From an operational standpoint, we have a highly experienced production team supported by competent contractor partners.
Many of these capabilities were inherited and strengthened from the Shell foundation, giving us continuity and deep institutional knowledge of the assets, systems and processes.
At the subsurface level, we possess strong exploration and reservoir evaluation capabilities. This enables us to identify new opportunities within existing fields and optimise recovery from mature reservoirs.
On the projects and engineering side, we have robust expertise across both greenfield and brownfield developments. For example, our greenfield development work — including projects like OML 21 (Assa North, which is nearing start-up — demonstrates our ability to bring new assets onstream.
At the same time, our brownfield engineering capabilities ensure the integrity and longevity of pipelines, terminals and other critical infrastructure that have been operating for decades.
In addition, we maintain a strong supply chain function that ensures operational continuity, reliability and efficiency across the asset base.

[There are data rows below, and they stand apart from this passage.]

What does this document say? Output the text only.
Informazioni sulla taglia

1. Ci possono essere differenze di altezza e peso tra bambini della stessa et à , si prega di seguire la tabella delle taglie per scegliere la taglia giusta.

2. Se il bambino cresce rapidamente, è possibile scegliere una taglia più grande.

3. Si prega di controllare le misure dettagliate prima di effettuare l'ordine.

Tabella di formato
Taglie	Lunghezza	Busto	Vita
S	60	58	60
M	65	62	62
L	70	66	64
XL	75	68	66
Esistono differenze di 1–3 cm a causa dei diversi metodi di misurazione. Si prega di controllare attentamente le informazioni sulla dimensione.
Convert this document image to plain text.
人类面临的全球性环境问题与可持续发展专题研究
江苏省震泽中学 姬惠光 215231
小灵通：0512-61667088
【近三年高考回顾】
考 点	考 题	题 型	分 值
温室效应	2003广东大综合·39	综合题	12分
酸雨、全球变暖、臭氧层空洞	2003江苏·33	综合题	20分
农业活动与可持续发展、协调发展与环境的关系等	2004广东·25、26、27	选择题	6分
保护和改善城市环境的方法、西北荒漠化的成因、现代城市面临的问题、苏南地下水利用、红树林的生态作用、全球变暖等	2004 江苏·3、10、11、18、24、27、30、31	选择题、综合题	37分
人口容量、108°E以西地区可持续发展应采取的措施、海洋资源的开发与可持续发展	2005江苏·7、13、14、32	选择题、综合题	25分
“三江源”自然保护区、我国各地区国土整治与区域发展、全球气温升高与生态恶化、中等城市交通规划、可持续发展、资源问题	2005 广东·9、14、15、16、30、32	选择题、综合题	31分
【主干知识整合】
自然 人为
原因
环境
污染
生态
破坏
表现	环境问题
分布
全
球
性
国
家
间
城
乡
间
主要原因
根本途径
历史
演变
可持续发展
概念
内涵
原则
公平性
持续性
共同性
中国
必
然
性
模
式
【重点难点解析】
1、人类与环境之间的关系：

Equally important is our structured external stakeholder management framework, which ensures smooth engagement with regulators, joint venture partners, host communities and contractors.
When these operational, technical, supply chain and stakeholder management capabilities come together, they position us to restore asset integrity, maximise value and extend field life.

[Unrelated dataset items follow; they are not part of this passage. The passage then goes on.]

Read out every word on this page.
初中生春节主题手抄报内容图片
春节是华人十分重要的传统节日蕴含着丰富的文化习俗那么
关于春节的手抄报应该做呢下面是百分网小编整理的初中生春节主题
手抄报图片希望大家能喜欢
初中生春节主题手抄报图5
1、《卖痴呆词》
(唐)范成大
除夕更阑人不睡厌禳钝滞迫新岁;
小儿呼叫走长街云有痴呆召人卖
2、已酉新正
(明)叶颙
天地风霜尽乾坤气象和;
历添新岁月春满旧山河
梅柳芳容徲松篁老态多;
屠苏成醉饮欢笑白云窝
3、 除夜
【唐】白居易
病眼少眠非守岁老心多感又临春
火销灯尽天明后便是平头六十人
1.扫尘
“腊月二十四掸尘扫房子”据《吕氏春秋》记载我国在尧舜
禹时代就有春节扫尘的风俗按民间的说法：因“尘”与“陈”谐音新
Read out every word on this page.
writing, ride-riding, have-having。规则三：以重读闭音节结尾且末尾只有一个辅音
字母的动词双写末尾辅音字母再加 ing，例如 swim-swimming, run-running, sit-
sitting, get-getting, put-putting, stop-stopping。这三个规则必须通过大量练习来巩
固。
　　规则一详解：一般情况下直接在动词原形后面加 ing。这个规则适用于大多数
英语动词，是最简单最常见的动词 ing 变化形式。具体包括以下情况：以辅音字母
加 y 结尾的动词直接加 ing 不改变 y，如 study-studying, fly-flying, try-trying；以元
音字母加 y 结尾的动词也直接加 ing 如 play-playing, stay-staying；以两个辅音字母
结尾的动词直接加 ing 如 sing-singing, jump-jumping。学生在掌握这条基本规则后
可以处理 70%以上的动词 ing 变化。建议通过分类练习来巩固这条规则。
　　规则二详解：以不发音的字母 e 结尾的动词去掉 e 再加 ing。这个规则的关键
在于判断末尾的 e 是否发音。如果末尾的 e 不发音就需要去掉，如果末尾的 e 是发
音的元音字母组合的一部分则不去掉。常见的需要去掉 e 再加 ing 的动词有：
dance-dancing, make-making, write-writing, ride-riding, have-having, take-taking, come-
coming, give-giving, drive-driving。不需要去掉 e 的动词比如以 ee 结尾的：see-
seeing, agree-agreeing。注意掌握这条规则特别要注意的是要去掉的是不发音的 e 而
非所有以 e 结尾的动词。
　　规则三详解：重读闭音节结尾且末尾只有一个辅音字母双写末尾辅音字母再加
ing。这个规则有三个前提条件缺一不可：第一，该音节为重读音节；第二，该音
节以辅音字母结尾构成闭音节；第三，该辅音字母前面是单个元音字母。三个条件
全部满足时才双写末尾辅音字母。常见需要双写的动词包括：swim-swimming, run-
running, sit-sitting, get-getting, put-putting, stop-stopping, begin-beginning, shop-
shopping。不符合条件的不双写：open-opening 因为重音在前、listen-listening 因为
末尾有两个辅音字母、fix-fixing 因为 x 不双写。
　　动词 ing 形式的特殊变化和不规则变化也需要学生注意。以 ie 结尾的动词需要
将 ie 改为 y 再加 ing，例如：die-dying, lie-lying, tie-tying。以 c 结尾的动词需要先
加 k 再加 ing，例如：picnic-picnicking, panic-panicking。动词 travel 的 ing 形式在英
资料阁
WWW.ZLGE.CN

With these foundations in place, the business becomes bankable and attractive to investors, reinforcing our confidence that the long-term outlook for these assets remains very bright.
Looking ahead five to ten years, what does success look like for Renaissance Africa Energy Company?
It’s always difficult to make predictions, but our vision for success over the next five to ten years is clear and structured around stabilisation, growth and long-term impact.
In the immediate to medium term — between now and the end of the decade — success means consolidating the transition, stabilising operations and positioning the business firmly for growth.
Our target is to roughly double production to about one million barrels of oil equivalent per day, with approximately half coming from oil and the balance from export and domestic gas.
We also intend to sustain our commitment to NLNG Trains 1 to 7 at about 2 to 2.5 billion cubic feet (bcf) per day, while significantly scaling up domestic gas production.
Domestic gas will form a critical foundation for Nigeria’s industrialisation agenda and broader economic development.
Beyond increasing volumes, success means moving further along the value chain. Over time, we aim to go beyond commodity extraction and export into value addition — building a more integrated presence in the midstream and downstream sectors.
This will create more local opportunities, deepen Nigerian content and generate employment.
Ultimately, success for Renaissance will not be defined only by the number of barrels produced or cubic feet of gas delivered. It will be measured by how many jobs we create, how many homes we energise, how many graduates we employ and how many local companies we empower.
Our ambition is to make a tangible difference in Nigeria first — and then leverage that success as a platform for broader continental expansion.